本題に戻すと、外国人だからと差別されてはいけないという大義名分を使いながら、実際には差別的価値観にもとづいて導入することなのだ。ヘルパー程度の仕事は、と思っているのだろう。
でなければ、介護労働だけが名指しして外国人を使うなんて制度になるのがおかしい。全ての労働市場を外国人に開放して、外国人も日本人も同じ労働条件・労働法制の適用・団結権や団体交渉権、争議権などの実質的な人権を保障しないと話が通らない。低賃金で不安定な労働条件の職場をねらい打ちして外国人に明け渡すことがよくわからない。
ちょっとでも気に入らないことする外国人は入管送りにし、おとなしい外国人はとことん低賃金で搾取するこの国の外国人の使い方がある以上、美しい話しなんか信用できない。

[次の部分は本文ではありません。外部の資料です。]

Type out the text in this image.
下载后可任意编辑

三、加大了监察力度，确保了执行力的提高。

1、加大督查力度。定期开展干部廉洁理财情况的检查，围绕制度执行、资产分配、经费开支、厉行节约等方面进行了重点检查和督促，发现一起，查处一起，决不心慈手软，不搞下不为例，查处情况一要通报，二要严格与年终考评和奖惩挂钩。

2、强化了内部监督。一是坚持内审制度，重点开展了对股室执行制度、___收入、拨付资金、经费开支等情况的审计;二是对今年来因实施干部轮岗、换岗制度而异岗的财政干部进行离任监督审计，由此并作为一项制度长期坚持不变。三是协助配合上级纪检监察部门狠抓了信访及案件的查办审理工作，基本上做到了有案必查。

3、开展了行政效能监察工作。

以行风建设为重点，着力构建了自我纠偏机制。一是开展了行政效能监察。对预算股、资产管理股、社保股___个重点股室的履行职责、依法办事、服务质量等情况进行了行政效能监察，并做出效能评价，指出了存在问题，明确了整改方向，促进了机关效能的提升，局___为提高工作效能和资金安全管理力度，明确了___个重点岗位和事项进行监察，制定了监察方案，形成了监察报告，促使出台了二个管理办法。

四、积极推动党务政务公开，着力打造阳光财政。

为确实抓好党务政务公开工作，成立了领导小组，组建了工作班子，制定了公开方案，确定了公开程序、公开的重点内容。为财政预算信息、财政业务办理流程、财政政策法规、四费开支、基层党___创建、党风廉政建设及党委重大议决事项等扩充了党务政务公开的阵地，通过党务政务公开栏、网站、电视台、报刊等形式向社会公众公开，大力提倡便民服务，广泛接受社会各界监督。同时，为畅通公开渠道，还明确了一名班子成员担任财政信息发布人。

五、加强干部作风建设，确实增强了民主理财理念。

景気が良くなって、雇用が逼迫してくれば、重労働な割に時給制のホームヘルパーは、なり手が足りなくなることは明らかだ。その時こそ、医師の年収の8分の1程度のヘルパーの労働条件を改善するチャンスだと思う。ところが既得権益の上にいる医療業界や、人なんて安く買いたたければ買いたたいた方がいいという質の低い経営者仲間がこれを回避するために労働力の供給を増やして、ヘルパーの賃金の高騰を回避しようという考え方と、それに一枚噛んで人材派遣業界が金儲けしたいという下心が見えてくる。
社会福祉士に限れば、役所の福祉課職員より相当なスキルで相談業務をする。言語はともかく、文化も違えば生活習慣も違い何でも医療が担うような国の人間がソーシャルワークをやることが適切なのか、ようやく社会的認知が始まった日本人のソーシャルワーカーがそういう人たちと人件費競争させることが適切か、再考が必要だ。
外国人も福祉で働くことも馬鹿にしているとしか思えない、規制改革会議の議論である。
介護など外国人福祉士を容認…規制改革会議が答申案
政府の規制改革・民間開放推進会議(議長・宮内義彦オリックス会長)の中間答申案の全容が28日、明らかになった。
一層の少子高齢化に備えるため、外国人労働者の受け入れ拡大を求め、新たな分野として、社会福祉士と介護福祉士を明記した。
NHK改革では、衛星放送3チャンネルのうち、2チャンネルを2011年度までに停止し、民間に開放することを提言した。福祉士については、今後、需要が高まることが予想されるため、政府は外国人受け入れを前向きに検討する考えだ。
規制改革会議は31日の会合で答申を決定し、小泉首相に提出する。
外国人労働者の受け入れは、出入国管理・難民認定法に定めた在留資格に基づき、「投資・経営」「教育」など27分野に限って認めている。答申案は「高齢化社会の進展に伴い、介護分野は労働力需要が高まると予想され、質の高い人的資源を確保すべきだ」とし、新たに外国人の社会福祉士と介護福祉士の受け入れを検討し、今年度中に結論を出すよう求めた。単純労働者受け入れは従来通り、認めていない。
政府はフィリピンとの経済連携協定交渉で、条件付きで看護師と介護福祉士の受け入れで合意している。この分野は過重労働などで人手不足が深刻になっている。同会議はこうした動向を踏まえ、受け入れ枠拡大を提言した。日本の社会福祉士、介護福祉士の国家資格を取得することが前提となる。
ただ、厚生労働省は「介護分野は国内労働力でまかなえる。身分が不安定な外国人の参入は問題がある」と慎重姿勢で、今後、政府内の調整が必要になる。
一方、NHK改革では、衛星放送2チャンネルを民間に開放するとともに、公共放送のまま残す6チャンネル(衛星1、地上波2、ラジオ3)については、報道などの基幹的サービスと、娯楽部門を分別して再編成することを求めた。
教育分野では、政府が市町村の教育委員会について、権限を首長に移譲する構造改革特区の創設を検討していることを踏まえ、「特区は必要な措置を速やかに講じるべきだ」と明記した。